Review | “Stop”: MP3
4. Minks – By The Hedge
Captured Tracks’ most ambitious band is also its most purposefully obscure: it throws double-vision anthem “Out of Tune” — the only 2011 song that literally sounds like a sun-warped ’80s tape, holler at you later, Altered Zones — at you a mere three minutes in and drops a guitar instrumental two tracks later. But the experimental moments bristle with purpose, not indulgence, and when the band reveals its pop aspirations on “Funeral Song,” “Ophelia” or goth-duet-of-the-year “Cemetery Rain” — well, holy shit. Robert Smith hasn’t sounded this revelatory in, oh, ever?
Review | Live Photos | “Cemetery Rain”: MP3
3. Real Estate – Days
Real Estate’s Days is a plain, simple record, a piece of work that — like Hemingway or Sriracha sauce — either agrees with you or doesn’t. If you can’t hear it calling your name from the treehouse behind your childhood home, that’s a shame. As for the rest of us, well, it’s been real.
Review | Concert Photos | All Posts | “It’s Real”: MP3
2. ARMS – Summer Skills
What more can I say about this album? That as the indie rock of the last 15 years ceases to matter, that ARMS insist on sounding better, trying harder, playing sharper and feeling deeper than anybody else? That I’ve been waiting to hear this record since the band played these songs on a 40-degree afternoon outside an Austin coffee shop over a year ago? That I want to curl up inside of the title track and live there forever? Because that’d all be true. Too many songs these days, indie and otherwise, sound like they weren’t begging to be made, that they weren’t burning holes through busted hearts and agile fingers. They sound like dollar signs. Summer Skills sounds like home.
Review | All Posts | “Dog Days”: MP3
1. Destroyer – Kaputt
At time when indie-fan consensus seems more predictable than ever, Kaputt has fallen astoundingly low on most of this year’s best-of lists. (Credit where it’s due.) I’m not sure why. Did the promos, which landed in my inbox well over a year ago, arrive too early? Was Dan Bejar’s clever commentary on the HOT SAX revival simply over the heads of the M83 set? Dozens of listens later, it doesn’t matter. Kaputt is a Destroyer masterpiece (one among many), as clever a winking career suicide as it is an earnest, on-trend tribute to the cocaine-chasing death of the disco era. He wrote a song for America; who knew? Hopefully, uh, everyone.
Review | Video: “Kaputt” | All Posts | “Chinatown”: MP3
Raleigh – New Times in Black and White
Fell in love with the band’s chilly chamber-rock production. Still waiting to feel the same way about the songs.
Dale Earnhardt Jr. Jr. – It’s a Corporate World
Too much EP recycling to really list this on its own, but still the bearer of a handful of inventive, charming tracks.
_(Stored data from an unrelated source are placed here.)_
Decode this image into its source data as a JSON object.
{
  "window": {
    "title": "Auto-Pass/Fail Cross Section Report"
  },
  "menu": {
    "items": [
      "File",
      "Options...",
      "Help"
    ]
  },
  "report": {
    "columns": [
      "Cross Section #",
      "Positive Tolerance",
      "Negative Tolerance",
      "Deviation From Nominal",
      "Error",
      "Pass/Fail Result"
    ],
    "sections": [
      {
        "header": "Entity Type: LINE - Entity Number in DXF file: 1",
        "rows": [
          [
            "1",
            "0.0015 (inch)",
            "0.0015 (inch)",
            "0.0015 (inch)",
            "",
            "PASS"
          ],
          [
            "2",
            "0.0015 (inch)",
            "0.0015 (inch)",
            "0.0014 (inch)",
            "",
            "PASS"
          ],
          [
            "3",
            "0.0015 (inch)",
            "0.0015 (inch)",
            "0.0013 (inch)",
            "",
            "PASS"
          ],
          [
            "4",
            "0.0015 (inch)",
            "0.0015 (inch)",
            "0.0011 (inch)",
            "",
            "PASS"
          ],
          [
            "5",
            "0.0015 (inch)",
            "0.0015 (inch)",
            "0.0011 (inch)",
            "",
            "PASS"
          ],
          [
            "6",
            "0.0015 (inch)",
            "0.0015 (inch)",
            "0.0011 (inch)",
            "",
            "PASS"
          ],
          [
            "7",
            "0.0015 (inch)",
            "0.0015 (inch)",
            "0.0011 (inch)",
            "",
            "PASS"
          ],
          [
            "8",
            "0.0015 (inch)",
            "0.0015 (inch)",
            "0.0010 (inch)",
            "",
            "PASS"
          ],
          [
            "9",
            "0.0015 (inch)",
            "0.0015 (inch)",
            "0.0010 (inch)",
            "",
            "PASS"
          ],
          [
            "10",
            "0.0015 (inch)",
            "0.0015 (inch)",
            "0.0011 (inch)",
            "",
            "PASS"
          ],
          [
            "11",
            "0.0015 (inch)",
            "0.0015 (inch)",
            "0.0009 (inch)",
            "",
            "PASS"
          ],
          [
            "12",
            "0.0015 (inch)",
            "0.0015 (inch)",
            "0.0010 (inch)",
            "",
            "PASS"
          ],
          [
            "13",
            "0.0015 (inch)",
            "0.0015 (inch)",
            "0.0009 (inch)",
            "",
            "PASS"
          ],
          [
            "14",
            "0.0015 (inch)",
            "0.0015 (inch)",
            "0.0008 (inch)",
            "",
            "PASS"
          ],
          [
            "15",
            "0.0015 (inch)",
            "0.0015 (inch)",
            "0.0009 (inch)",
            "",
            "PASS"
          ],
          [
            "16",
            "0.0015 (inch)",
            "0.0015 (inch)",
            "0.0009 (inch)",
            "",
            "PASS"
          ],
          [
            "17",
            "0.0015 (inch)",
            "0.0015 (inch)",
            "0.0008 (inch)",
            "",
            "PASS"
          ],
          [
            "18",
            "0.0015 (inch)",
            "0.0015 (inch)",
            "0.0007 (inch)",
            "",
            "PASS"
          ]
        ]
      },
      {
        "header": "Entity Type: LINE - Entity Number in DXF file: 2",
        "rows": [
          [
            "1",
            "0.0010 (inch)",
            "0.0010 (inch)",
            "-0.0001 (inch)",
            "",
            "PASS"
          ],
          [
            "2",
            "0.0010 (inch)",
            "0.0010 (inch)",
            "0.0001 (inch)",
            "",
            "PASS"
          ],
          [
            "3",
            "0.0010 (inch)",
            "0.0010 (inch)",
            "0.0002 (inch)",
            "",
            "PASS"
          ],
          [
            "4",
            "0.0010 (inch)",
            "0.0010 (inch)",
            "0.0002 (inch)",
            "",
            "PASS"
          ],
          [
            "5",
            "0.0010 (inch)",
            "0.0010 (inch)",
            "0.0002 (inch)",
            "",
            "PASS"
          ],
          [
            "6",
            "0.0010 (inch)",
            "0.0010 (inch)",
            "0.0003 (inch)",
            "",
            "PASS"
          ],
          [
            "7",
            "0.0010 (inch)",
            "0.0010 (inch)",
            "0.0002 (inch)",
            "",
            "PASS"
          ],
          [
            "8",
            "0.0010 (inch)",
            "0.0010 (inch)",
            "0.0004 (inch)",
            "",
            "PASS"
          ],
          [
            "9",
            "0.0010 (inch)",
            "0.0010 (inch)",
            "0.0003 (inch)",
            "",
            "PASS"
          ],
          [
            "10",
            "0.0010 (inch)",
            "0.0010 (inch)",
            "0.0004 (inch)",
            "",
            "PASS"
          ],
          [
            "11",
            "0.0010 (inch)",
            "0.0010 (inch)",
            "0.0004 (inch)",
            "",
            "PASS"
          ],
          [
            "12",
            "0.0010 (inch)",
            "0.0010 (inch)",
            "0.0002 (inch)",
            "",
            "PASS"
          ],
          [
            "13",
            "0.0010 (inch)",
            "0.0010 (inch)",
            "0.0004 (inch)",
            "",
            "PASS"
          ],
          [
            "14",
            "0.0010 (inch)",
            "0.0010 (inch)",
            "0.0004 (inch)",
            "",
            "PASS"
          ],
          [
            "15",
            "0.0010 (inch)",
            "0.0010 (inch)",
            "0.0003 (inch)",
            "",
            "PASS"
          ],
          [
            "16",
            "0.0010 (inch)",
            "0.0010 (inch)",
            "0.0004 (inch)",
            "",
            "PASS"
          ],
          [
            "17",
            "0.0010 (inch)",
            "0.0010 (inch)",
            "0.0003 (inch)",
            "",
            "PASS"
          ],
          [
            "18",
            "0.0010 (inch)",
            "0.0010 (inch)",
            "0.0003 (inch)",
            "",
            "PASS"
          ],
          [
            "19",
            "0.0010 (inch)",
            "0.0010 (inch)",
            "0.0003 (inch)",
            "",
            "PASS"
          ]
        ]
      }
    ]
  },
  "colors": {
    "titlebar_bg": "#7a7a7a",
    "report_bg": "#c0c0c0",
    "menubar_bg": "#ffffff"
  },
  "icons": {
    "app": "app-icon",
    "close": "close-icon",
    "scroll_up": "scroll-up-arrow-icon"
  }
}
Kurt Vile – Smoke Ring for my Halo
I think I’d like this a lot more if I smoked a lot of pot.
Seapony – Go With Me
This band has a better record in them, especially if they dump the trendy production style in favor of a more classic twee sound, but Go With Me gathers plenty of fine songwriting. The underrated volley to Tennis’ sloppy garage lob.
Shugo Tokumaru – Port Entropy
No 2011 album sounded as fun to make as this one. Tokumaru handles both exuberance and grief with equal aplomb.
Alessi’s Ark – Time Travel
Folk that’s adorable in a way Zooey Deschanel would kill for.
Hannah Peel – The Broken Wave
This is a completely gorgeous slice of songwriter-pop and I’m not sure why I latched onto Seeker Lover Keeper over this collection. Not enough attention span, I expect.
International Waters – 1994
The Austin indie-pop act’s proper debut is remarkably dreamy — so much so that the songs are hard to keep track of. Still, strong melodies and nicely liquid production.